By Daniel Adams
From the time of his first year in the ministry, 1940, Ferrum president Dr. Ralph Arthur had believed that segregation was immoral and unchristian. He favored desegregation at Ferrum from the time he started here in 1954, which was the same year as Brown v. Board of Education mandated the desegregation of public schools. Throughout the 1950s he faced opposition both for legal reasons—private colleges at the time were under no legal obligation to integrate—and community resistance.
Following the passage of the Civil Rights Act of 1964, Dr. Arthur saw his chance: the new law threatened to take away federal funds to institutions receiving those funds that did not desegregate. Dr. Arthur laid it out on the table to desegregation’s opponents: If Ferrum didn’t integrate, it stood to lose a lot of money. That did the trick. In 1966, well before it was legally required to, Ferrum accepted its first black student: Jerry Venable, a basketball player who came from an all-black high school in the Shenandoah Valley. He would go on to play basketball for the University of Kansas, then professionally for the Harlem Globetrotters.
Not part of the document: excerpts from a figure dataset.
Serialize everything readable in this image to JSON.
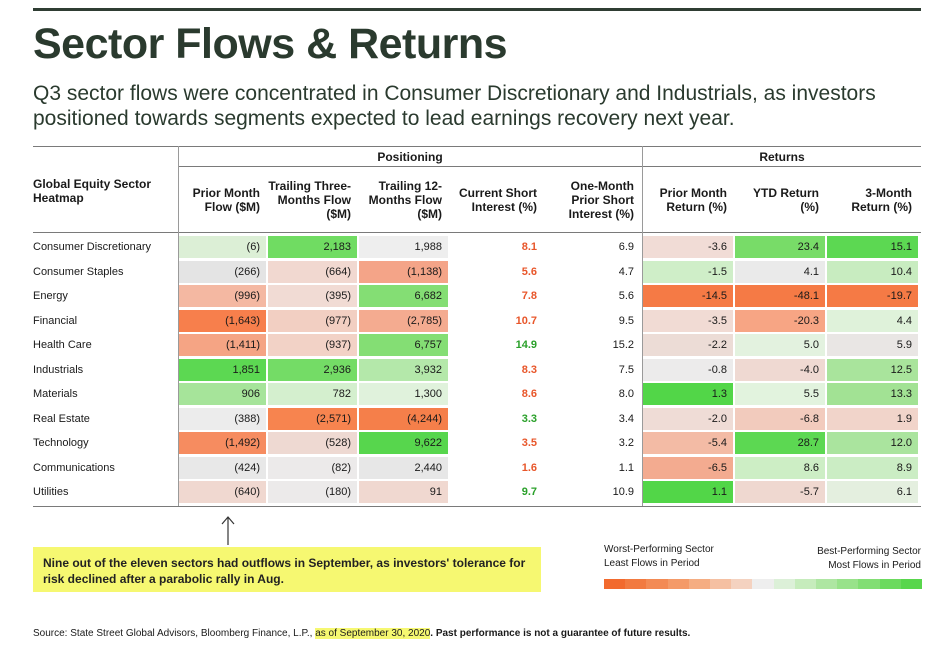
{
  "title": "Sector Flows & Returns",
  "subtitle": "Q3 sector flows were concentrated in Consumer Discretionary and Industrials, as investors positioned towards segments expected to lead earnings recovery next year.",
  "chart_data": {
    "type": "table",
    "row_header": "Global Equity Sector Heatmap",
    "groups": {
      "positioning": "Positioning",
      "returns": "Returns"
    },
    "columns": [
      "Prior Month Flow ($M)",
      "Trailing Three-Months Flow ($M)",
      "Trailing 12-Months Flow ($M)",
      "Current Short Interest (%)",
      "One-Month Prior Short Interest (%)",
      "Prior Month Return (%)",
      "YTD Return (%)",
      "3-Month Return (%)"
    ],
    "rows": [
      {
        "sector": "Consumer Discretionary",
        "values": [
          "(6)",
          "2,183",
          "1,988",
          "8.1",
          "6.9",
          "-3.6",
          "23.4",
          "15.1"
        ]
      },
      {
        "sector": "Consumer Staples",
        "values": [
          "(266)",
          "(664)",
          "(1,138)",
          "5.6",
          "4.7",
          "-1.5",
          "4.1",
          "10.4"
        ]
      },
      {
        "sector": "Energy",
        "values": [
          "(996)",
          "(395)",
          "6,682",
          "7.8",
          "5.6",
          "-14.5",
          "-48.1",
          "-19.7"
        ]
      },
      {
        "sector": "Financial",
        "values": [
          "(1,643)",
          "(977)",
          "(2,785)",
          "10.7",
          "9.5",
          "-3.5",
          "-20.3",
          "4.4"
        ]
      },
      {
        "sector": "Health Care",
        "values": [
          "(1,411)",
          "(937)",
          "6,757",
          "14.9",
          "15.2",
          "-2.2",
          "5.0",
          "5.9"
        ]
      },
      {
        "sector": "Industrials",
        "values": [
          "1,851",
          "2,936",
          "3,932",
          "8.3",
          "7.5",
          "-0.8",
          "-4.0",
          "12.5"
        ]
      },
      {
        "sector": "Materials",
        "values": [
          "906",
          "782",
          "1,300",
          "8.6",
          "8.0",
          "1.3",
          "5.5",
          "13.3"
        ]
      },
      {
        "sector": "Real Estate",
        "values": [
          "(388)",
          "(2,571)",
          "(4,244)",
          "3.3",
          "3.4",
          "-2.0",
          "-6.8",
          "1.9"
        ]
      },
      {
        "sector": "Technology",
        "values": [
          "(1,492)",
          "(528)",
          "9,622",
          "3.5",
          "3.2",
          "-5.4",
          "28.7",
          "12.0"
        ]
      },
      {
        "sector": "Communications",
        "values": [
          "(424)",
          "(82)",
          "2,440",
          "1.6",
          "1.1",
          "-6.5",
          "8.6",
          "8.9"
        ]
      },
      {
        "sector": "Utilities",
        "values": [
          "(640)",
          "(180)",
          "91",
          "9.7",
          "10.9",
          "1.1",
          "-5.7",
          "6.1"
        ]
      }
    ],
    "short_interest_colors": [
      "#e8562a",
      "#e8562a",
      "#e8562a",
      "#e8562a",
      "#2aa02a",
      "#e8562a",
      "#e8562a",
      "#2aa02a",
      "#e8562a",
      "#e8562a",
      "#2aa02a"
    ],
    "cell_colors": [
      [
        "#dcefd6",
        "#70dc62",
        "#eeeeee",
        null,
        null,
        "#f1dcd6",
        "#78dc68",
        "#5cd852"
      ],
      [
        "#e4e4e4",
        "#f1d8d0",
        "#f4a488",
        null,
        null,
        "#cfeec8",
        "#eaeaea",
        "#c8ecc0"
      ],
      [
        "#f4b8a2",
        "#f1dbd4",
        "#84de74",
        null,
        null,
        "#f57a45",
        "#f57a45",
        "#f57a45"
      ],
      [
        "#f77f4c",
        "#f2cfc2",
        "#f4ab90",
        null,
        null,
        "#f1dbd4",
        "#f7a584",
        "#dff2da"
      ],
      [
        "#f5a484",
        "#f2d2c6",
        "#84de74",
        null,
        null,
        "#ecdcd6",
        "#e3f2df",
        "#e9e6e4"
      ],
      [
        "#5cd852",
        "#74dc66",
        "#b4e8aa",
        null,
        null,
        "#ecebeb",
        "#efd9d2",
        "#a9e49c"
      ],
      [
        "#a6e49a",
        "#d4efce",
        "#e0f2dc",
        null,
        null,
        "#52d648",
        "#e2f3de",
        "#a2e294"
      ],
      [
        "#ececec",
        "#f7844f",
        "#f57f4a",
        null,
        null,
        "#efdcd6",
        "#f2cbbd",
        "#f1d4ca"
      ],
      [
        "#f68c60",
        "#eed9d2",
        "#57d64d",
        null,
        null,
        "#f3bba5",
        "#5cd852",
        "#aae49e"
      ],
      [
        "#e8e8e8",
        "#eceaea",
        "#e7e7e7",
        null,
        null,
        "#f3ab90",
        "#cdeec5",
        "#cbedc4"
      ],
      [
        "#f0d8d0",
        "#eceaea",
        "#f0d8d0",
        null,
        null,
        "#52d648",
        "#efd8d0",
        "#e4efdf"
      ]
    ]
  },
  "note": "Nine out of the eleven sectors had outflows in September, as investors' tolerance for risk declined after a parabolic rally in Aug.",
  "legend": {
    "left_title": "Worst-Performing Sector",
    "left_sub": "Least Flows in Period",
    "right_title": "Best-Performing Sector",
    "right_sub": "Most Flows in Period",
    "scale_colors": [
      "#f26a2e",
      "#f27a40",
      "#f38a54",
      "#f49a68",
      "#f5ad82",
      "#f5c0a2",
      "#f4d2c0",
      "#eeeeee",
      "#dcf0d8",
      "#c6ecbc",
      "#aee6a2",
      "#98e28a",
      "#82de74",
      "#6cda5e",
      "#58d64c"
    ]
  },
  "source": {
    "prefix": "Source: State Street Global Advisors, Bloomberg Finance, L.P., ",
    "date": "as of September 30, 2020",
    "disclaimer": ". Past performance is not a guarantee of future results."
  }
}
By the late 1960s, with the civil rights movement in full swing and protests finding their way even to Ferrum’s isolated campus, there were still only a handful of African-American students here and students and faculty were pushing to make the school more inclusive. Some of the ideas they had in mind were more African-American studies, recruiting more African-American faculty—Ferrum still had none at the time—and added African-American publications in the library.
Dr. Arthur died in October of 1970, so he never got to see the full fruits of his labors, until his death he still felt that desegregating Ferrum was his greatest accomplishment.
African-American students became a still-small but major presence on campus in the 1970s. The Black Student Union formed by 1971—just five years after Jerry Venable enrolled—and there were other all-black organizations on campus, such as the choir Voices of Hope. More African-American faculty were added by the early 1970s, including history professor Dr. Andrew Baskin. What started as Black History Week, the 2nd week of every February, became Black History Month nationwide by 1976—appropriately enough, America’s Bicentennial Year. In addition, black students had thoroughly integrated within Ferrum’s other clubs and organizations, and the campus yearbooks were unashamedly including pictures of mixed race couples, something unheard of just a few years before.
The 1980s brought the Reagan era, and the campus groups that were specifically African-American faded out of the picture. But faculty, staff, and students alike were still determined to improve and expand Ferrum’s diversity. By the end of the 80s and beginning of the 90s, the percentage of African-American students among Ferrum’s student population was higher than any other private college in Virginia, but still at less than 10%, and the school was determined to improve that. Spearheaded by Dr. Anand Dyal-Chand, Ferrum’s Vice President of Student Affairs, Ferrum set out on a long multifaceted campaign to recruit, welcome, and retain African-American students that included seeking students from more distant locations than before, more recruiting among traditionally black schools and neighborhoods, and more African-American related classwork, programming, and materials.
Since the 2000s, African-Americans students have made up more than a third to half of Ferrum’s student population in any given year. African-American history and studies are now deeply and permanently woven into Ferrum’s academic and social culture, strengthening both the college and its sense of community.